The transformation is most obvious when he gives a speech to end a spate of bickering over what the vikings should do next. “I’m the king!” he yells at them. “I make the decision. Not you. Or you.” What starts as an assertion of superiority, though, descends into a spluttering cough, as his wounds take over. This seemingly weak figure couldn’t be more different from the confident, charismatic leader who swept his troops to Paris a few episodes ago.
“Why didn’t you tell us before?” they asked him then. “Because I am telling you now,” he answered with that trademark cocksure Travis Fimmel grin. Here, he just finishes limply: “I never asked to be king.”
Even in Kattegat, which has often felt irrelevant this season, Princess Aslaug is doing a better job at ruling: bickering among her ranks about a Christian missionary is handled with a burning sense of authority. When another assault on Paris does happen, meanwhile, it’s telling that it is led by Lagertha rather than her ex-husband – and that Rollo is the one who intimidates the French Christians the most. (“If you have any feelings for me, Odo,” says their fiery princess, “you will bring me his head.”) Ragnar, on the other hand, is nowhere to be seen on the battlefield.

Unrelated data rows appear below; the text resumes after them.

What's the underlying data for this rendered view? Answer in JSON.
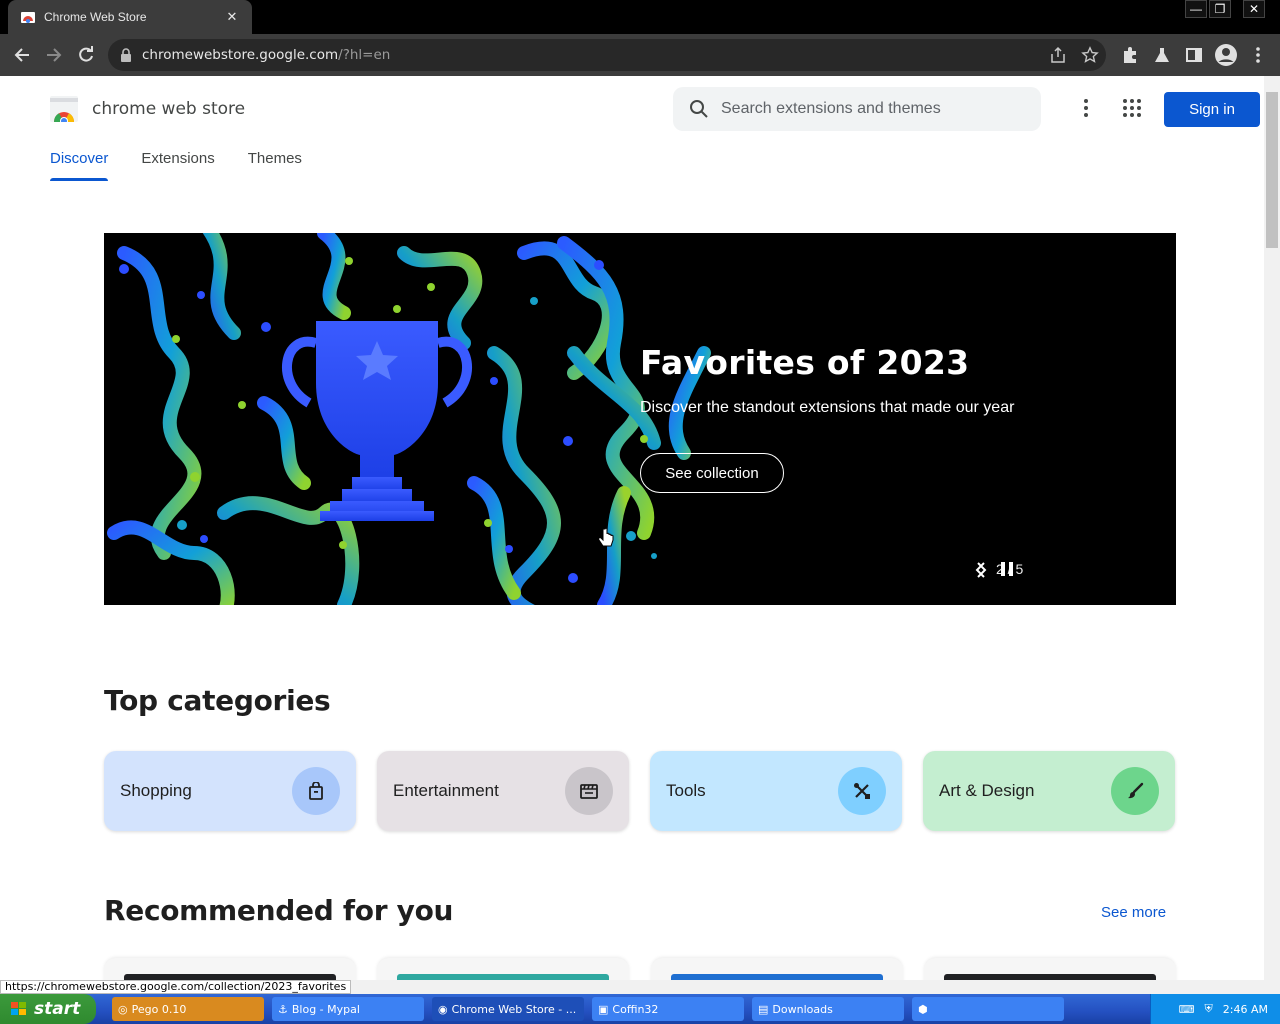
{
  "browser": {
    "tab_title": "Chrome Web Store",
    "url_host": "chromewebstore.google.com",
    "url_path": "/?hl=en"
  },
  "store": {
    "logo_text": "chrome web store",
    "search_placeholder": "Search extensions and themes",
    "sign_in": "Sign in",
    "nav": [
      {
        "label": "Discover"
      },
      {
        "label": "Extensions"
      },
      {
        "label": "Themes"
      }
    ]
  },
  "hero": {
    "title": "Favorites of 2023",
    "subtitle": "Discover the standout extensions that made our year",
    "button": "See collection",
    "page_indicator": "2 / 5"
  },
  "top_categories": {
    "heading": "Top categories",
    "items": [
      {
        "label": "Shopping",
        "bg": "#d3e3fd",
        "icon_bg": "#a8c7fa",
        "icon": "shopping-bag-icon"
      },
      {
        "label": "Entertainment",
        "bg": "#e6e1e5",
        "icon_bg": "#c9c5ca",
        "icon": "clapperboard-icon"
      },
      {
        "label": "Tools",
        "bg": "#c2e7ff",
        "icon_bg": "#7fcfff",
        "icon": "tools-icon"
      },
      {
        "label": "Art & Design",
        "bg": "#c4eed0",
        "icon_bg": "#6dd58c",
        "icon": "brush-icon"
      }
    ]
  },
  "recommended": {
    "heading": "Recommended for you",
    "see_more": "See more"
  },
  "status_url": "https://chromewebstore.google.com/collection/2023_favorites",
  "taskbar": {
    "start": "start",
    "tasks": [
      {
        "label": "Pego 0.10"
      },
      {
        "label": "Blog - Mypal"
      },
      {
        "label": "Chrome Web Store - ..."
      },
      {
        "label": "Coffin32"
      },
      {
        "label": "Downloads"
      }
    ],
    "clock": "2:46 AM"
  }
}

Deciding to attack the capital once more could easily be a pointless retread of previous events; Episode 10, in that sense, sums up the aimlessness that has plagued the whole of this often whelming run. But after the last skirmish, which rivalled Game of Thrones, this secondary invasion is a more streamlined affair. A fantastic female-driven sequence of nocturnal stealth sets a notably different pace – one of Viking’s strengths remains its understanding of how to stage action – while there is no time for nonsense with Kalf. Director Ken Girotti (who also helmed Episode 4 of Netflix’s Daredevil, not to mention The Sacrifice, one of Vikings’ best episodes) makes up for the small scale with bigger sachets of fake blood; last week may have been the largest set piece in the show’s history, but this is certainly the goriest.
The most pressing conflict, though, is internal. Not Lothbrok vs Loki, but Ragnar vs himself. Season 3 has struggled to find a direction – Paris? Lagertha’s uprising? Ecbert’s alliance? – but this penultimate episode suggests that perhaps the overall arc is actually Ragnar’s own struggle with the role of being a king, whether that’s navigating truces, organising raids or, in the case of Athelstan, dealing with the loss of friends. Could Season 4 see the show continue without him? It’s hard to imagine, but Episode 9 leaves a surprising question: what if it’s not the group that has reached Breaking Point, but him?